ScanCode train gibberish model

ScanCode uses a 2-character Markov chain to perform gibberish detection on text. At a high level, it detects gibberish strings by seeing if a sequence of letters is part or a whole word, two letters at a time. It does this by checking how likely it is to go from one letter to another. The probabilities of going from one letter to another are determined by a model that has been trained on a large set of valid text, where it counts each transition between letters and computes a probability based off of that. These probabilities and thresholds are stored in a model that is saved to a Python pickle.

The training corpus for the gibberish detector can be found in src/textcode/data/gibberish/.

big.txt contains the main source of valid words that the gibberish detector model is trained on.

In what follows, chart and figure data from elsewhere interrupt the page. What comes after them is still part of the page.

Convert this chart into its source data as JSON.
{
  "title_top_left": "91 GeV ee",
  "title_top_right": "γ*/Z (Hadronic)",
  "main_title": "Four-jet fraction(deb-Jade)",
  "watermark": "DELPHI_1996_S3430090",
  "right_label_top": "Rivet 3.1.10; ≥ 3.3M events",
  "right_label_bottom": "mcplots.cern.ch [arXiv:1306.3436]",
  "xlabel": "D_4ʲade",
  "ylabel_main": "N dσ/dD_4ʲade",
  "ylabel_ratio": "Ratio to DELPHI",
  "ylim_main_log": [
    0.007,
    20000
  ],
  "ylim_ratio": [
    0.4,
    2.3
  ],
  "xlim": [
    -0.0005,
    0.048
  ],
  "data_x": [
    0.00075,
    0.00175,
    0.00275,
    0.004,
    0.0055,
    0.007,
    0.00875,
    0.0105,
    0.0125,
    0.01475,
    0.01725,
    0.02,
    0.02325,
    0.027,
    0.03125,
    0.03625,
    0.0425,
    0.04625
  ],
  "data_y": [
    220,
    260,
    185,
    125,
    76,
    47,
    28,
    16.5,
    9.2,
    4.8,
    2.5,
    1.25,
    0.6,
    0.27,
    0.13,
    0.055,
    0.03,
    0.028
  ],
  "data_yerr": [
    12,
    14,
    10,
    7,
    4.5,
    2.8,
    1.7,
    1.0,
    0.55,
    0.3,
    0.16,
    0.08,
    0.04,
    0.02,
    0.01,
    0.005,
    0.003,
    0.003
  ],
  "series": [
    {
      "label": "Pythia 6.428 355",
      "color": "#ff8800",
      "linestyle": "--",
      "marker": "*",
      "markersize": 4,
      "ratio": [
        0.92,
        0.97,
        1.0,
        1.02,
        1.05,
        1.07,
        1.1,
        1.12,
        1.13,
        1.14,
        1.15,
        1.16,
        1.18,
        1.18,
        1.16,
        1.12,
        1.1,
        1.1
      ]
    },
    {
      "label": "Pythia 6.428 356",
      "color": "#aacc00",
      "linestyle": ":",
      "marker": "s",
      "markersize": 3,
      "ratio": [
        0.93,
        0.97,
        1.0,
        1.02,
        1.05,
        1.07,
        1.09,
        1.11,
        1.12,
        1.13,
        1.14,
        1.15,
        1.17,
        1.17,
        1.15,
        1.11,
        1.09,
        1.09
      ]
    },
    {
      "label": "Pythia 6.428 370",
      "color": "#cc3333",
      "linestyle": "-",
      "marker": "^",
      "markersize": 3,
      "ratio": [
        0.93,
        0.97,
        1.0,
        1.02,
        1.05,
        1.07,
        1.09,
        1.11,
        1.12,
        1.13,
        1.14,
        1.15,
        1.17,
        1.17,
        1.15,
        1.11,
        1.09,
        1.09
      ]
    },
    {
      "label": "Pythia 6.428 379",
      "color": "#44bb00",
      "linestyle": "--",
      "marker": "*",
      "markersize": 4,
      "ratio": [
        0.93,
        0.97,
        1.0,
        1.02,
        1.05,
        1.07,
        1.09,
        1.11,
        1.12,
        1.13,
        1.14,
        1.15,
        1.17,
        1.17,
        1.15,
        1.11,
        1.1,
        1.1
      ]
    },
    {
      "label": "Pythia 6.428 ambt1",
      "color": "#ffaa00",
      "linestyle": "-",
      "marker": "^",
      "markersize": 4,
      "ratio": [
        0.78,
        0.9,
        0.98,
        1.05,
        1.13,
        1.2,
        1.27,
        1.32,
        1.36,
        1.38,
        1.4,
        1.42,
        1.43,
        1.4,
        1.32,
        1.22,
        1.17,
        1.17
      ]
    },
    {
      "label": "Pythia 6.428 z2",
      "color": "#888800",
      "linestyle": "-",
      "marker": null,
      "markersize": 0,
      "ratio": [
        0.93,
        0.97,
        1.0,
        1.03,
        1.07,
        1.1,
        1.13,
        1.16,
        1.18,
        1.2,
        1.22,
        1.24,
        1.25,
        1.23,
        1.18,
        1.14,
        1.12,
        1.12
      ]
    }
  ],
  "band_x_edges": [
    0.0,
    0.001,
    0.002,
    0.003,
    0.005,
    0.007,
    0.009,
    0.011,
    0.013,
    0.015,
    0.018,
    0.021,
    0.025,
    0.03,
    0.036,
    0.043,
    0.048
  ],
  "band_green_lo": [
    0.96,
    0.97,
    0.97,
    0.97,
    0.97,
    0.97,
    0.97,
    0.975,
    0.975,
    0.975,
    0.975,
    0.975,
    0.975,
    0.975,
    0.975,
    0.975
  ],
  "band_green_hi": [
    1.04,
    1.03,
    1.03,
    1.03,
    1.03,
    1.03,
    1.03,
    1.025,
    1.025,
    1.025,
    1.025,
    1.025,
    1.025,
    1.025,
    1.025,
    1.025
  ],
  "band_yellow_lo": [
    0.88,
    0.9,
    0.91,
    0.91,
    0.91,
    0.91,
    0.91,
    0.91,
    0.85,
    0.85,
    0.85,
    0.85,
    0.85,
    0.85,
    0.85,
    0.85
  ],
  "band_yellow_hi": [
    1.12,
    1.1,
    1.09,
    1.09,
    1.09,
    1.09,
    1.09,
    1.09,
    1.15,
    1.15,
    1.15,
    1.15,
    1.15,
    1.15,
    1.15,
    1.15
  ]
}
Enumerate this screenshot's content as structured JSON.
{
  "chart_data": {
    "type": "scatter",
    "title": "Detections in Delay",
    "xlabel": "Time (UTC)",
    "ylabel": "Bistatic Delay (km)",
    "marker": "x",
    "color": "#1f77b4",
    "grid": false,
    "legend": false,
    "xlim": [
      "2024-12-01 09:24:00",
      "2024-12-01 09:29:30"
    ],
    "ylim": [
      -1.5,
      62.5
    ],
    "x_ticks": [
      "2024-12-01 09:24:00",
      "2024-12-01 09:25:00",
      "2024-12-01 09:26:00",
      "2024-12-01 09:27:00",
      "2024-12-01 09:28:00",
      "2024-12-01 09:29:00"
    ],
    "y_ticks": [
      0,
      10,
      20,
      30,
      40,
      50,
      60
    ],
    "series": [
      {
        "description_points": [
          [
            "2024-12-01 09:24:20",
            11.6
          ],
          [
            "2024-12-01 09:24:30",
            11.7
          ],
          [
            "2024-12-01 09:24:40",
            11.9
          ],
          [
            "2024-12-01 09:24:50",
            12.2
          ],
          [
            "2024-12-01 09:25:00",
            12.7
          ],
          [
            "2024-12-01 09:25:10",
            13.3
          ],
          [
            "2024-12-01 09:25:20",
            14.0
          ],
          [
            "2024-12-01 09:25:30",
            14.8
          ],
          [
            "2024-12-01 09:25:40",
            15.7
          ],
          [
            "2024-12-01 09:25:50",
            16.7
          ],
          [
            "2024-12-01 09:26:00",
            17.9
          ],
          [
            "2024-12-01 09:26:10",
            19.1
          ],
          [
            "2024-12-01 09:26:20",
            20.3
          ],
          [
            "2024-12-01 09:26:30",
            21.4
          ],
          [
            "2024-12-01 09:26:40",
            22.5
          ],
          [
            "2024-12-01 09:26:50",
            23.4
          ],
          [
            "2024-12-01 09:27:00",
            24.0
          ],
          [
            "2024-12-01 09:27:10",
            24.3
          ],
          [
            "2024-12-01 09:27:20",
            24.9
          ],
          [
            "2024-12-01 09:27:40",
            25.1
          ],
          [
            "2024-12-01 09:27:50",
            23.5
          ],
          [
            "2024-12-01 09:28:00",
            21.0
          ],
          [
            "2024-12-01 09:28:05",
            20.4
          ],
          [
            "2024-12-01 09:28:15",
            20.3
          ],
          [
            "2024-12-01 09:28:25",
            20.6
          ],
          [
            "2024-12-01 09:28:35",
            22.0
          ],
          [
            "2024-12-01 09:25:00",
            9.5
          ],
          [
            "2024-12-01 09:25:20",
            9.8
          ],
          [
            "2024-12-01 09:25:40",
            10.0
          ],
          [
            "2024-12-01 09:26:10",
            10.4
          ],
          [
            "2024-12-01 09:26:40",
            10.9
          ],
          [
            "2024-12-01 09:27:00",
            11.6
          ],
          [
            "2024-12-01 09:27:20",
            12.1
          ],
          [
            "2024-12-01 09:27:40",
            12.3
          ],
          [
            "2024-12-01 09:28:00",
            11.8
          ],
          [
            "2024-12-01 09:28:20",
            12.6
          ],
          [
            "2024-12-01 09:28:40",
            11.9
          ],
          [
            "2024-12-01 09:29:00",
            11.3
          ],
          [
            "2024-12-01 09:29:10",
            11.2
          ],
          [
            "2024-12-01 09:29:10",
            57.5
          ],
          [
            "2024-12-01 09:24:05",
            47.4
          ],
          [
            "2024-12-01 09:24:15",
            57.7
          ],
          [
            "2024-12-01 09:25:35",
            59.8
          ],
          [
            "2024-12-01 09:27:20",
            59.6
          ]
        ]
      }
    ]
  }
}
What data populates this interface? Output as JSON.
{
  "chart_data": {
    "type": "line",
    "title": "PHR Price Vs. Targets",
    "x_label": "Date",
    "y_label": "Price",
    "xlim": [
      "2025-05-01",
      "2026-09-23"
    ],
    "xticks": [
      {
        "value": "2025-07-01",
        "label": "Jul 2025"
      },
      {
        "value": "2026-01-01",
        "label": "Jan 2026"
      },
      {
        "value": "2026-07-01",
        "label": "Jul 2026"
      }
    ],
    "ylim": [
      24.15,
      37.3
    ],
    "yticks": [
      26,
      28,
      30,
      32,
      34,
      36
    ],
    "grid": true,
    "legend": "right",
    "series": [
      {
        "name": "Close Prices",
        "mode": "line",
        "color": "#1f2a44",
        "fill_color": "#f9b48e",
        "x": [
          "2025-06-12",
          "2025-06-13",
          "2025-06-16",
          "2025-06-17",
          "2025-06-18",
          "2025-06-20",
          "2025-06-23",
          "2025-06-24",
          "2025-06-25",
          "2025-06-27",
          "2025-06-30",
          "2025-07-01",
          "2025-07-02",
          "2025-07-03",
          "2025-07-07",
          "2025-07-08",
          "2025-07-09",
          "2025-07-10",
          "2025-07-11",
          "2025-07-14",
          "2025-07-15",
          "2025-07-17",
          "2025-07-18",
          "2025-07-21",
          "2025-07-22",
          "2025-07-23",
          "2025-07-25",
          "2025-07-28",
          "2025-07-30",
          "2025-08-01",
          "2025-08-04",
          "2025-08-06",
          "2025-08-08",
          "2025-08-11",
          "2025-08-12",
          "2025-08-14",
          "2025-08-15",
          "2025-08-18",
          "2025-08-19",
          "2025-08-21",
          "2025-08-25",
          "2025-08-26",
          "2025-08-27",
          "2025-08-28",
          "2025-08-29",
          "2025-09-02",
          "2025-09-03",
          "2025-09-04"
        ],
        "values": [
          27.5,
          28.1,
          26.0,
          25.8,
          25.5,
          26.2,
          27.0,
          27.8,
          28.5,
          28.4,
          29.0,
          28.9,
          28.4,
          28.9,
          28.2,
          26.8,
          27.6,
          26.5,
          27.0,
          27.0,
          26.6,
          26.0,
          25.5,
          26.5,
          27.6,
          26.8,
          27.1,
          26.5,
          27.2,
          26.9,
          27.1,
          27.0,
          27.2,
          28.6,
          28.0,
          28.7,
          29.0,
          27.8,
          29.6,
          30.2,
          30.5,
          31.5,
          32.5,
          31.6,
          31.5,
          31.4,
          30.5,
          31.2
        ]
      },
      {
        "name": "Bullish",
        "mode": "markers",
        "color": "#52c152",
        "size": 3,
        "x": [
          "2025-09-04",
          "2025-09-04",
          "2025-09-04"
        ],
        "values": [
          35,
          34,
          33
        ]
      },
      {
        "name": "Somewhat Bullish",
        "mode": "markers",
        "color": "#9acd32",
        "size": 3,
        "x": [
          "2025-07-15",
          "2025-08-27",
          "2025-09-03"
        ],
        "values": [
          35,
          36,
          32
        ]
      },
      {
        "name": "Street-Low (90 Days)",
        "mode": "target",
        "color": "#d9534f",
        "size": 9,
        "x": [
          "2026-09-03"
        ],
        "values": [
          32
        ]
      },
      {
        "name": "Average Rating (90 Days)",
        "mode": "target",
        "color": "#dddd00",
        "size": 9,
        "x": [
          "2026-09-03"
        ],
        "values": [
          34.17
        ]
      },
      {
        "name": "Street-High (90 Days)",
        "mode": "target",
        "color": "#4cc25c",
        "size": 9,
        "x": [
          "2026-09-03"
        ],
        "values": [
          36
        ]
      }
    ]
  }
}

good.txt and bad.txt are used to determine the average threshold, where any letter transition whose average transition probability falls below this threshold is classified as gibberish.

Usage: scancode-train-gibberish-model [OPTIONS]

Quick Reference

--big FILE

Text file containing main training corpus for the gibberish detector

--good FILE

Text file containing text considered to be not gibberish (good)

--bad FILE

Text file containing text considered to be gibberish (bad)

-h, --help

Show this message and exit.


--big option

The --big option allows the user to use a different text file to train the gibberish detector model.

--good option

The --good option allows the user to use a different text file containing strings considered to be valid copyrights. This option is used to adjust the average transition probability threshold that determines whether or not a string is gibberish.

--bad option

The --bad option allows the user to use a different text file containing strings considered to be invalid copyrights. This option is used to adjust the average transition probability threshold that determines whether or not a string is gibberish.